Erland is a stickler for verification—was your horse scratched by a cougar, or was it really scratched by blackberry thorns? He also looks for reasons why people and animals are encountering each other more often.

In the case of bears, Erland thinks that berries and other summer staples may not have ripened properly due to 2010’s bizarre weather, forcing bears to seek more trash meals. Elk used to roam mountain meadows, but declining wild habitat make the lush, hunter-free urban Valley an ideal place for them to hang out. And where there are elk, cougar are bound to follow.

It’s the growing elk herd, not bears or cougars, that poses the most danger to people. Serious car accidents happen more often than you think due to elk crossing highways.

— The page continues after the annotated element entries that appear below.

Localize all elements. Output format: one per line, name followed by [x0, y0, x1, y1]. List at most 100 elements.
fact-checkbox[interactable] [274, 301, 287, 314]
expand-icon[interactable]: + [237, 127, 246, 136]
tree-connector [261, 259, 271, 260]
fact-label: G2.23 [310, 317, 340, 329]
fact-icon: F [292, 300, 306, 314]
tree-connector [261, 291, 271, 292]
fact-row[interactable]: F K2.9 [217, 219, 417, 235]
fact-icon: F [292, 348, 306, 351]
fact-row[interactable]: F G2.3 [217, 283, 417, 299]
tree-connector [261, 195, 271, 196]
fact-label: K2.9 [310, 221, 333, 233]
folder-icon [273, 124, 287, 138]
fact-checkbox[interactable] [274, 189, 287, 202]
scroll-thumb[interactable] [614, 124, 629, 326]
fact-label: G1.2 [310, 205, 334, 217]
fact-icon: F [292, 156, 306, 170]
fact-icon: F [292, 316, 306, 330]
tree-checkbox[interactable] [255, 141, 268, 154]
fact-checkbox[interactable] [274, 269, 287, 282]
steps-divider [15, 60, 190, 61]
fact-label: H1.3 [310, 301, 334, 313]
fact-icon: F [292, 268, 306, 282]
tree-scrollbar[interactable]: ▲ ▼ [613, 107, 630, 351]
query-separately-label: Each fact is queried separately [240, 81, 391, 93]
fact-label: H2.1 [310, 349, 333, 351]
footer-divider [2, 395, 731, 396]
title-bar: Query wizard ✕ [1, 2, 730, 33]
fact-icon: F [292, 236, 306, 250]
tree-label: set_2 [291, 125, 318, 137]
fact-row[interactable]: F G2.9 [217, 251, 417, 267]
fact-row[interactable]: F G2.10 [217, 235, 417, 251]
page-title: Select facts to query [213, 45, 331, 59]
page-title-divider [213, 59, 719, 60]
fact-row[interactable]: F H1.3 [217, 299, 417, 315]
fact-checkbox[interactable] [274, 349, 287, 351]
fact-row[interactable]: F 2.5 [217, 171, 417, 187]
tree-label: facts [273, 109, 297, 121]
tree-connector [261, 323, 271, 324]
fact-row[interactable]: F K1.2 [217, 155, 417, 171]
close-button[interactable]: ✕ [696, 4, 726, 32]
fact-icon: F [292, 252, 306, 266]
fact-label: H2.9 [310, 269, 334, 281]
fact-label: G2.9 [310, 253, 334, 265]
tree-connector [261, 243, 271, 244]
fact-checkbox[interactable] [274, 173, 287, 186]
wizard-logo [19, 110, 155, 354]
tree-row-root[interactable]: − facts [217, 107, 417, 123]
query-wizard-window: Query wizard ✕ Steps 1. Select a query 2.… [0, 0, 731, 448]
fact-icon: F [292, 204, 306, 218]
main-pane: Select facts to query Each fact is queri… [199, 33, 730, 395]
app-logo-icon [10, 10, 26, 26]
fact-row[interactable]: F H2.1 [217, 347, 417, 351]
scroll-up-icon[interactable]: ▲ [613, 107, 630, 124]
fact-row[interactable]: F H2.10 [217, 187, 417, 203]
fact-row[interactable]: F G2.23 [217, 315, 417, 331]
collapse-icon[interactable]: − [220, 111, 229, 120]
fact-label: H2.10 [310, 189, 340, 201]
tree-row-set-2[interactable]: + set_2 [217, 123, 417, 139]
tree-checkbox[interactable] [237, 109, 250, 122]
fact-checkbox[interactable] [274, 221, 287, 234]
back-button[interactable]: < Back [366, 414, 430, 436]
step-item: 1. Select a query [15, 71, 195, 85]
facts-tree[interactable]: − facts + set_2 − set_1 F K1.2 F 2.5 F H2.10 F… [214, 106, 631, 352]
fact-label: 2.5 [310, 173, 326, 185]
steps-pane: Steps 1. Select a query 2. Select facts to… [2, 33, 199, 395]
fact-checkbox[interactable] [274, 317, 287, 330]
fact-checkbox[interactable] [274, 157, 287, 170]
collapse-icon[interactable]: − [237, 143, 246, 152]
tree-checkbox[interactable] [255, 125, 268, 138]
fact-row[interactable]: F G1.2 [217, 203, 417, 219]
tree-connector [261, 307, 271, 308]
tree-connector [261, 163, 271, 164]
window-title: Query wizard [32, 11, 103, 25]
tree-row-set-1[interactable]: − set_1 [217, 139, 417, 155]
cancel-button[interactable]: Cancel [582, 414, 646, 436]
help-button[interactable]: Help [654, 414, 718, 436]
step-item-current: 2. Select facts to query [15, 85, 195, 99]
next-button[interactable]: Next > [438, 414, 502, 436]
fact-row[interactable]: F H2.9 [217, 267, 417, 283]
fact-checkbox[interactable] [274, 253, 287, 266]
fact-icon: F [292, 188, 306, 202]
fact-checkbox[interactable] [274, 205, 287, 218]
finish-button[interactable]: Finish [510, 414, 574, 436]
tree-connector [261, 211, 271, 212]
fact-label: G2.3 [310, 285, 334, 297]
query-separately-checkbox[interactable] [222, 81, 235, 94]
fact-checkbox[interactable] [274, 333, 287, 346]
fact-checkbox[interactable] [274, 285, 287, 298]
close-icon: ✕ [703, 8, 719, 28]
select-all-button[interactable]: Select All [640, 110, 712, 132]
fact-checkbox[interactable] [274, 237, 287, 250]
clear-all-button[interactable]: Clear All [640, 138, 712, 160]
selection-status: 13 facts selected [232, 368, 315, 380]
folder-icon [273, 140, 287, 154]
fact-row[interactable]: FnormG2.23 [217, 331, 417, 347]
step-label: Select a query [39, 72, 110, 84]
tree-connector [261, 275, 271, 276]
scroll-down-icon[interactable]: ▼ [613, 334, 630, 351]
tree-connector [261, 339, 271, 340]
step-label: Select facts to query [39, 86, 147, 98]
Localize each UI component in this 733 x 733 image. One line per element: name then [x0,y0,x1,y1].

Black bears can be dangerous—a bear recently mauled a man in Eastern Washington—but if you leave bears an out, they’ll generally take it. Sows will defend their cubs. Yet an amateur photographer who recently visited our office related how he took pictures of a treed cub on the Tokul Creek trail for more than an hour before leaving, with no sign of Mama Bear. This man was incredibly lucky—I for one would probably never take that risk.

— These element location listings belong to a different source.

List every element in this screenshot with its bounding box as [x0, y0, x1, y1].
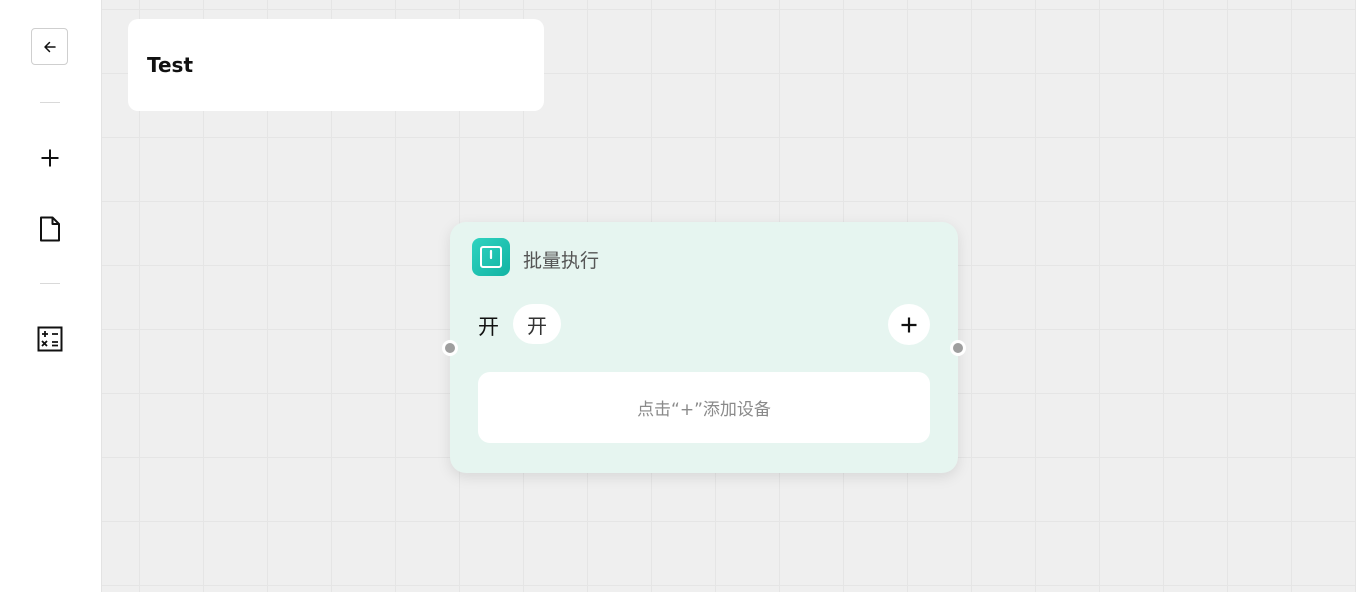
state-toggle[interactable]: 开	[513, 304, 561, 344]
calculator-button[interactable]	[35, 324, 65, 354]
plus-icon	[41, 149, 59, 167]
output-port[interactable]	[950, 340, 966, 356]
input-port[interactable]	[442, 340, 458, 356]
sidebar	[0, 0, 102, 592]
empty-hint: 点击“+”添加设备	[637, 400, 771, 420]
sidebar-divider	[40, 102, 60, 103]
add-node-button[interactable]	[35, 143, 65, 173]
sidebar-divider	[40, 283, 60, 284]
add-device-button[interactable]	[888, 304, 930, 345]
batch-execute-node[interactable]: 批量执行 开 开 点击“+”添加设备	[442, 222, 966, 473]
file-icon	[40, 216, 60, 242]
arrow-left-icon	[43, 41, 56, 52]
device-drop-area[interactable]: 点击“+”添加设备	[478, 372, 930, 443]
plus-icon	[901, 317, 917, 332]
calculator-icon	[37, 326, 63, 352]
page-title: Test	[147, 53, 194, 77]
back-button[interactable]	[31, 28, 68, 65]
title-card: Test	[128, 19, 544, 111]
node-title: 批量执行	[523, 250, 600, 272]
batch-execute-icon	[472, 238, 510, 276]
state-label: 开	[478, 315, 499, 339]
file-button[interactable]	[35, 214, 65, 244]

So, how safe are we? Chris Moszeter, the Valley’s state wildlife enforcement officer, told me that your chances of being attacked by a predator are less than your chances of being crushed by a falling vending machine.

Anybody who needs a wildlife control success story should talk to Matt Campbell, owner of Mount Si Golf Course. Two years ago, Campbell invested in a high elk fence on the property. That was a steep expense, but today, he sings its praises.

Such a fence has been touted as a solution for elk woes at the Nursery at Mount Si—where elk were never seen four years ago. But anyone without an extra $40,000 can understand why nursery owner Nels Melgaard wants a better, wider-ranging solution than a big fence. Who would want an elk fence competing with their view of the mountain? Until funding opens up or long-term solutions are found, Nels’ patch will be doubling as an elk stomping ground.

Animals will always be among us. Experts tell us the best way to avoid problems with them is to understand them. Residents should take steps to bear-proof trash cans, orchards and bird feeders. If you are concerned about cougars, consider pruning vegetation on your property that they use as cover, and familiarize yourself with ways to be cougar-safe when hiking.